En Sao Paulo, el estado más rico y poblado del país, Joao Doria también supo rentabilizar la ola del ultraderechista para obtener el 52% de los votos en su ajustado duelo con el centro-izquierdista Marcio França. Su apoyo a Bolsonaro le costó ser llamado "traidor" por Geraldo Alckmin, su padrino político y candidato a la presidencia del PSDB.
En Minas Gerais, el segundo estado más poblado del país, Romeu Zema, del Partido Novo -una formación de derecha surgida en 2015 gracias al apoyo de numerosos empresarios-, salió del anonimato para conquistar la elección con un arrasador 70% de los votos el domingo, gracias a su apoyo a Bolsonaro.
A pesar de todo, el Partido de los Trabajadores (PT, izquierda), del candidato derrotado a la presidencia Fernando Haddad, es la formación que ha conseguido más gobernadores, cuatro, todos en el nordeste, feudo electoral del expresidente encarcelado Luiz Inácio Lula da Silva.
Bolsonaro se reúne con asesores para empezar la transición
El presidente electo de Brasil, Jair Bolsonaro, recibirá este martes a sus principales aliados en su casa de Barra da Tijuca (oeste de Río) para decidir quiénes serán los encargados de realizar el proceso de transición de gobierno.
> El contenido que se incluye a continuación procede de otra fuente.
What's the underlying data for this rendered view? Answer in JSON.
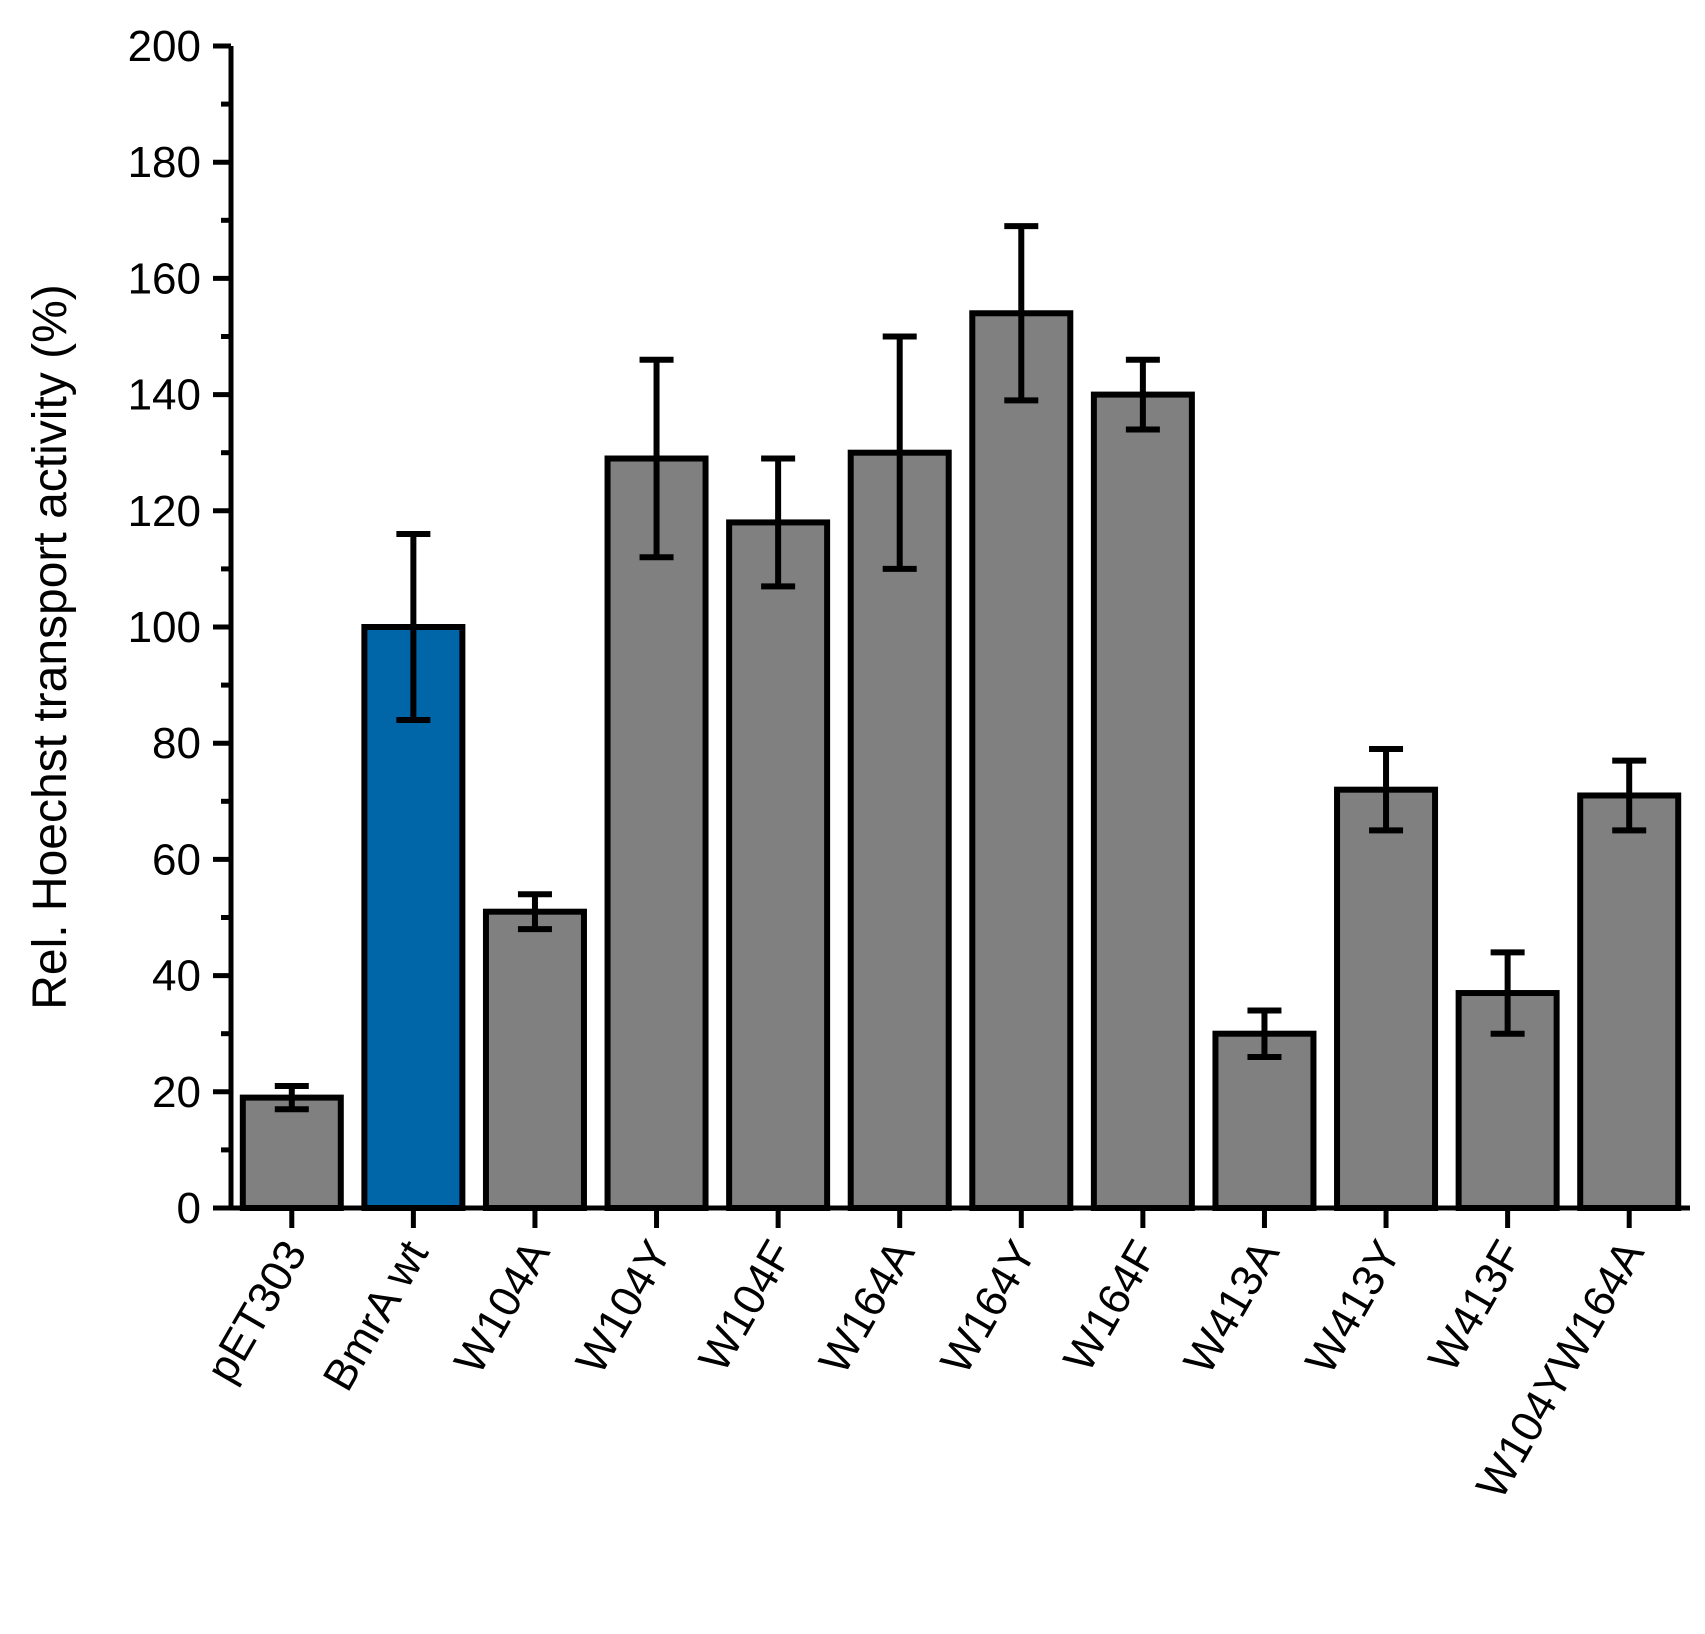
{
  "chart_data": {
    "type": "bar",
    "title": "",
    "xlabel": "",
    "ylabel": "Rel. Hoechst transport activity (%)",
    "ylim": [
      0,
      200
    ],
    "yticks": [
      0,
      20,
      40,
      60,
      80,
      100,
      120,
      140,
      160,
      180,
      200
    ],
    "grid": false,
    "categories": [
      "pET303",
      "BmrA wt",
      "W104A",
      "W104Y",
      "W104F",
      "W164A",
      "W164Y",
      "W164F",
      "W413A",
      "W413Y",
      "W413F",
      "W104YW164A"
    ],
    "values": [
      19,
      100,
      51,
      129,
      118,
      130,
      154,
      140,
      30,
      72,
      37,
      71
    ],
    "errors": [
      2,
      16,
      3,
      17,
      11,
      20,
      15,
      6,
      4,
      7,
      7,
      6
    ],
    "colors": [
      "#808080",
      "#0066A8",
      "#808080",
      "#808080",
      "#808080",
      "#808080",
      "#808080",
      "#808080",
      "#808080",
      "#808080",
      "#808080",
      "#808080"
    ]
  }
}
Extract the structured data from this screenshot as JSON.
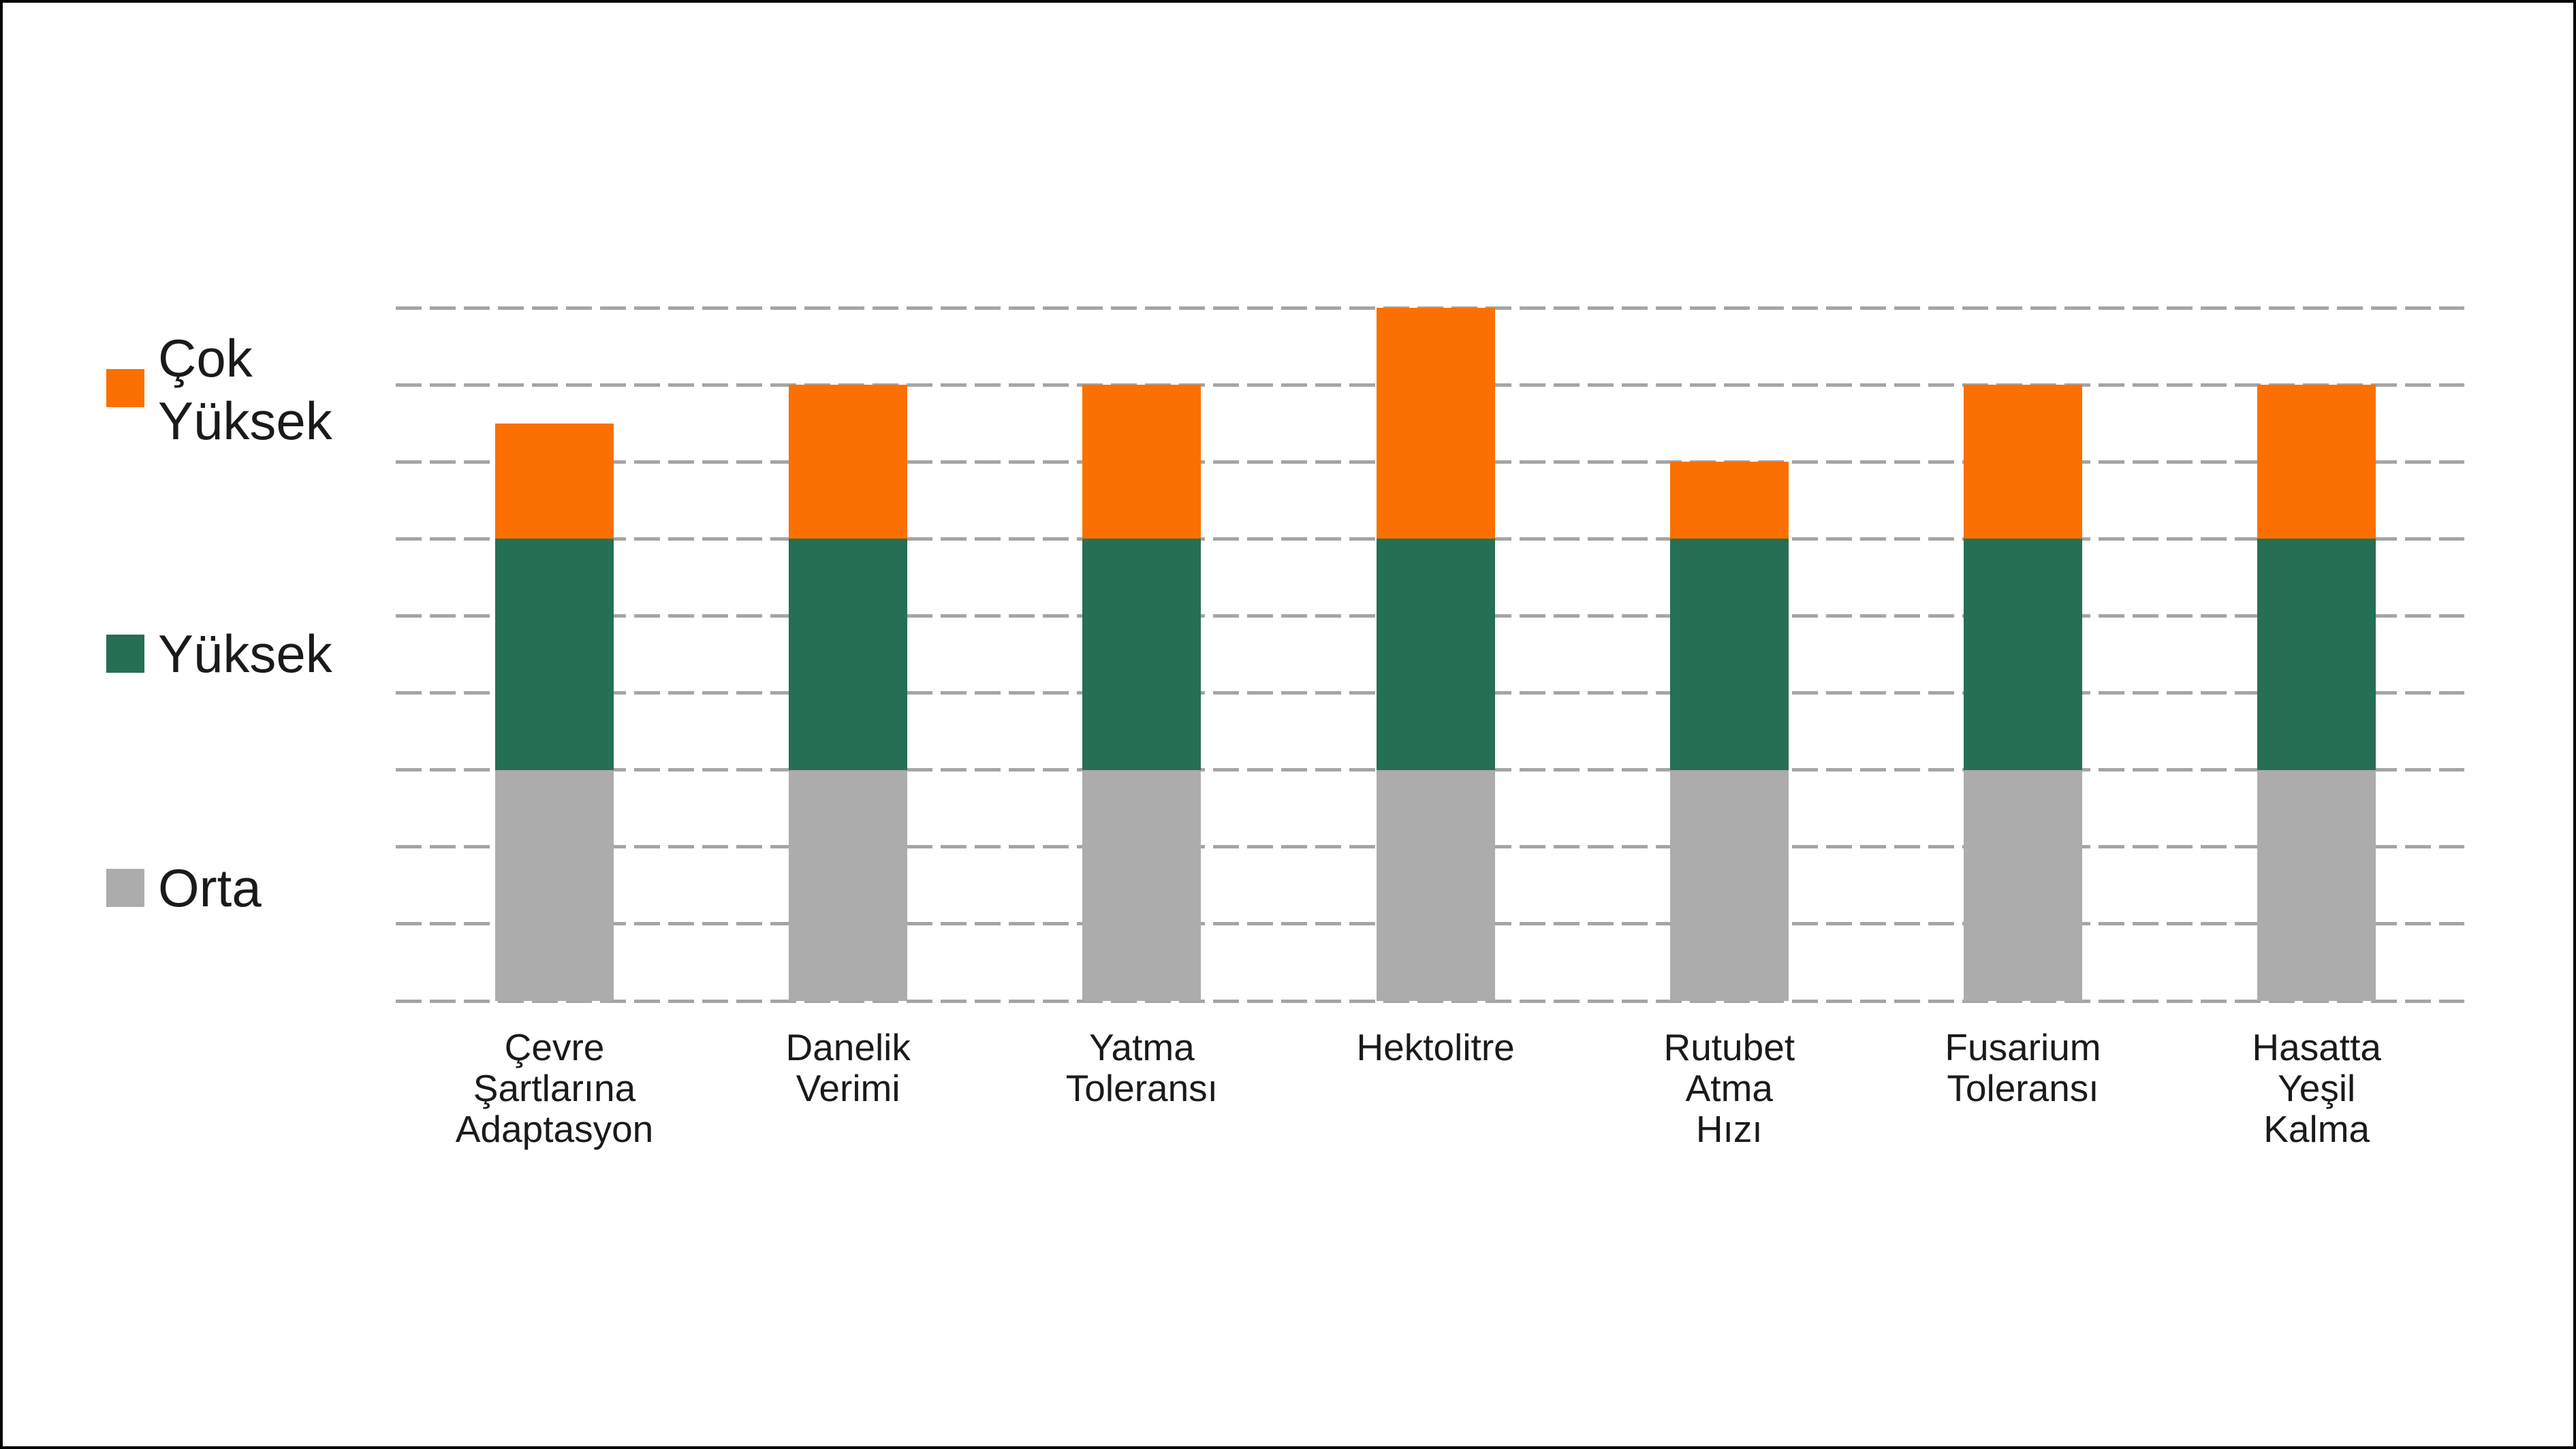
{
  "chart_data": {
    "type": "bar",
    "stacked": true,
    "title": "",
    "xlabel": "",
    "ylabel": "",
    "ylim": [
      0,
      9
    ],
    "gridline_count": 10,
    "grid_style": "dashed-horizontal",
    "legend_position": "left",
    "categories": [
      [
        "Çevre",
        "Şartlarına",
        "Adaptasyon"
      ],
      [
        "Danelik",
        "Verimi"
      ],
      [
        "Yatma",
        "Toleransı"
      ],
      [
        "Hektolitre"
      ],
      [
        "Rutubet",
        "Atma",
        "Hızı"
      ],
      [
        "Fusarium",
        "Toleransı"
      ],
      [
        "Hasatta",
        "Yeşil",
        "Kalma"
      ]
    ],
    "series": [
      {
        "name": "Orta",
        "color": "#acacac",
        "values": [
          3,
          3,
          3,
          3,
          3,
          3,
          3
        ]
      },
      {
        "name": "Yüksek",
        "color": "#256f55",
        "values": [
          3,
          3,
          3,
          3,
          3,
          3,
          3
        ]
      },
      {
        "name": "Çok Yüksek",
        "color": "#fb7000",
        "values": [
          1.5,
          2,
          2,
          3,
          1,
          2,
          2
        ]
      }
    ],
    "totals": [
      7.5,
      8,
      8,
      9,
      7,
      8,
      8
    ]
  },
  "legend": {
    "items": [
      {
        "label": "Çok Yüksek",
        "lines": [
          "Çok",
          "Yüksek"
        ],
        "color": "#fb7000"
      },
      {
        "label": "Yüksek",
        "lines": [
          "Yüksek"
        ],
        "color": "#256f55"
      },
      {
        "label": "Orta",
        "lines": [
          "Orta"
        ],
        "color": "#acacac"
      }
    ]
  },
  "colors": {
    "very_high": "#fb7000",
    "high": "#256f55",
    "medium": "#acacac",
    "gridline": "#a5a5a5",
    "text": "#1a1a1a",
    "frame": "#000000",
    "background": "#ffffff"
  }
}
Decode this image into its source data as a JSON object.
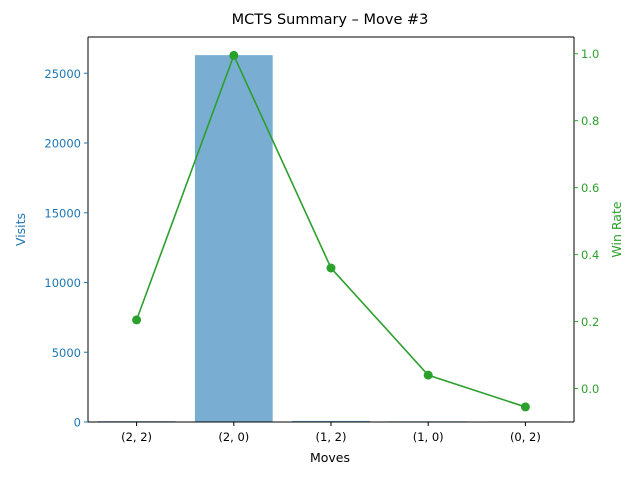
{
  "chart_data": {
    "type": "bar",
    "title": "MCTS Summary – Move #3",
    "xlabel": "Moves",
    "categories": [
      "(2, 2)",
      "(2, 0)",
      "(1, 2)",
      "(1, 0)",
      "(0, 2)"
    ],
    "series": [
      {
        "name": "Visits",
        "type": "bar",
        "axis": "left",
        "color": "#1f77b4",
        "values": [
          60,
          26300,
          80,
          50,
          40
        ]
      },
      {
        "name": "Win Rate",
        "type": "line",
        "axis": "right",
        "color": "#2ca02c",
        "values": [
          0.205,
          0.995,
          0.36,
          0.04,
          -0.055
        ]
      }
    ],
    "left_axis": {
      "label": "Visits",
      "color": "#1f77b4",
      "ylim": [
        0,
        27600
      ],
      "ticks": [
        0,
        5000,
        10000,
        15000,
        20000,
        25000
      ]
    },
    "right_axis": {
      "label": "Win Rate",
      "color": "#2ca02c",
      "ylim": [
        -0.1,
        1.05
      ],
      "ticks": [
        0.0,
        0.2,
        0.4,
        0.6,
        0.8,
        1.0
      ],
      "tick_labels": [
        "0.0",
        "0.2",
        "0.4",
        "0.6",
        "0.8",
        "1.0"
      ]
    },
    "grid": false,
    "legend": "none"
  }
}
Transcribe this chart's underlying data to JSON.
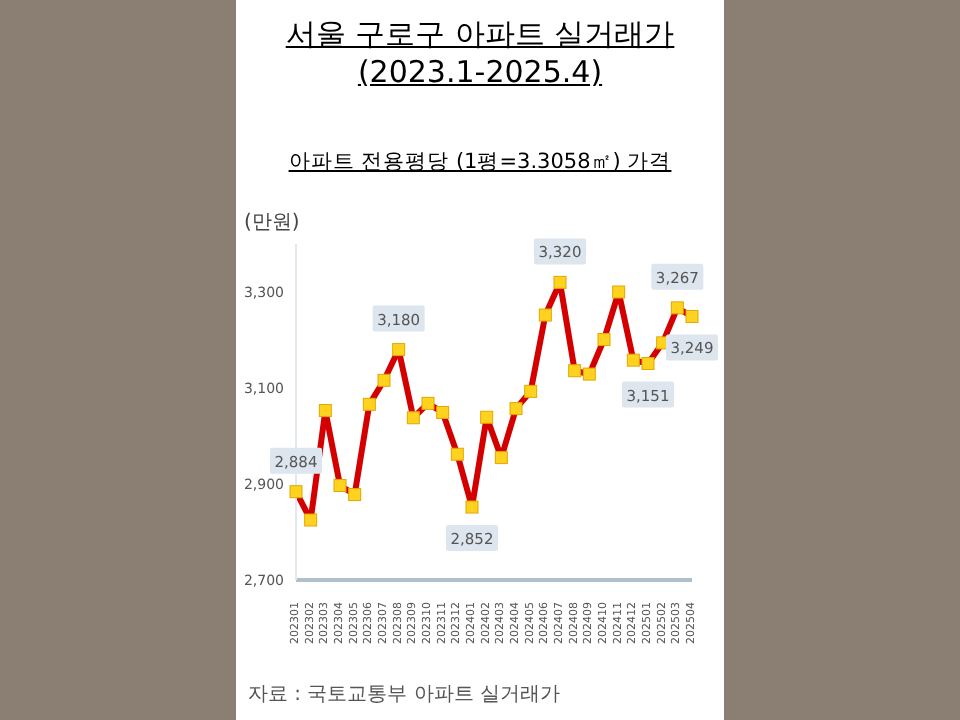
{
  "chart_data": {
    "type": "line",
    "title": "서울 구로구 아파트 실거래가 (2023.1-2025.4)",
    "subtitle": "아파트 전용평당 (1평=3.3058㎡) 가격",
    "ylabel": "(만원)",
    "categories": [
      "202301",
      "202302",
      "202303",
      "202304",
      "202305",
      "202306",
      "202307",
      "202308",
      "202309",
      "202310",
      "202311",
      "202312",
      "202401",
      "202402",
      "202403",
      "202404",
      "202405",
      "202406",
      "202407",
      "202408",
      "202409",
      "202410",
      "202411",
      "202412",
      "202501",
      "202502",
      "202503",
      "202504"
    ],
    "series": [
      {
        "color": "#d40000",
        "values": [
          2884,
          2825,
          3053,
          2897,
          2878,
          3066,
          3116,
          3180,
          3038,
          3068,
          3049,
          2962,
          2852,
          3039,
          2955,
          3057,
          3093,
          3252,
          3320,
          3136,
          3129,
          3201,
          3300,
          3158,
          3151,
          3194,
          3267,
          3249
        ],
        "value_labels": [
          "2,884",
          null,
          null,
          null,
          null,
          null,
          null,
          "3,180",
          null,
          null,
          null,
          null,
          "2,852",
          null,
          null,
          null,
          null,
          null,
          "3,320",
          null,
          null,
          null,
          null,
          null,
          "3,151",
          null,
          "3,267",
          "3,249"
        ]
      }
    ],
    "marker": "square",
    "ylim": [
      2700,
      3400
    ],
    "yticks": [
      {
        "value": 2700,
        "label": "2,700"
      },
      {
        "value": 2900,
        "label": "2,900"
      },
      {
        "value": 3100,
        "label": "3,100"
      },
      {
        "value": 3300,
        "label": "3,300"
      }
    ],
    "grid": false,
    "legend": false,
    "annotations": [
      "자료 : 국토교통부 아파트 실거래가"
    ]
  }
}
Este lunes viajó a Brasilia para reunirse con el presidente Michel Temer como primer paso de la futura transición.
Según informó O Globo, en ese encuentro también se discutirá el número de ministerios, que Bolsonaro ya resolvió que reducirá. De la reunión participará el economista Paulo Guedes, ya anunciado como ministro de Economía, y el diputado Onyx Lorenzoni, futuro jefe de la Casa Civil (jefe de gabinete).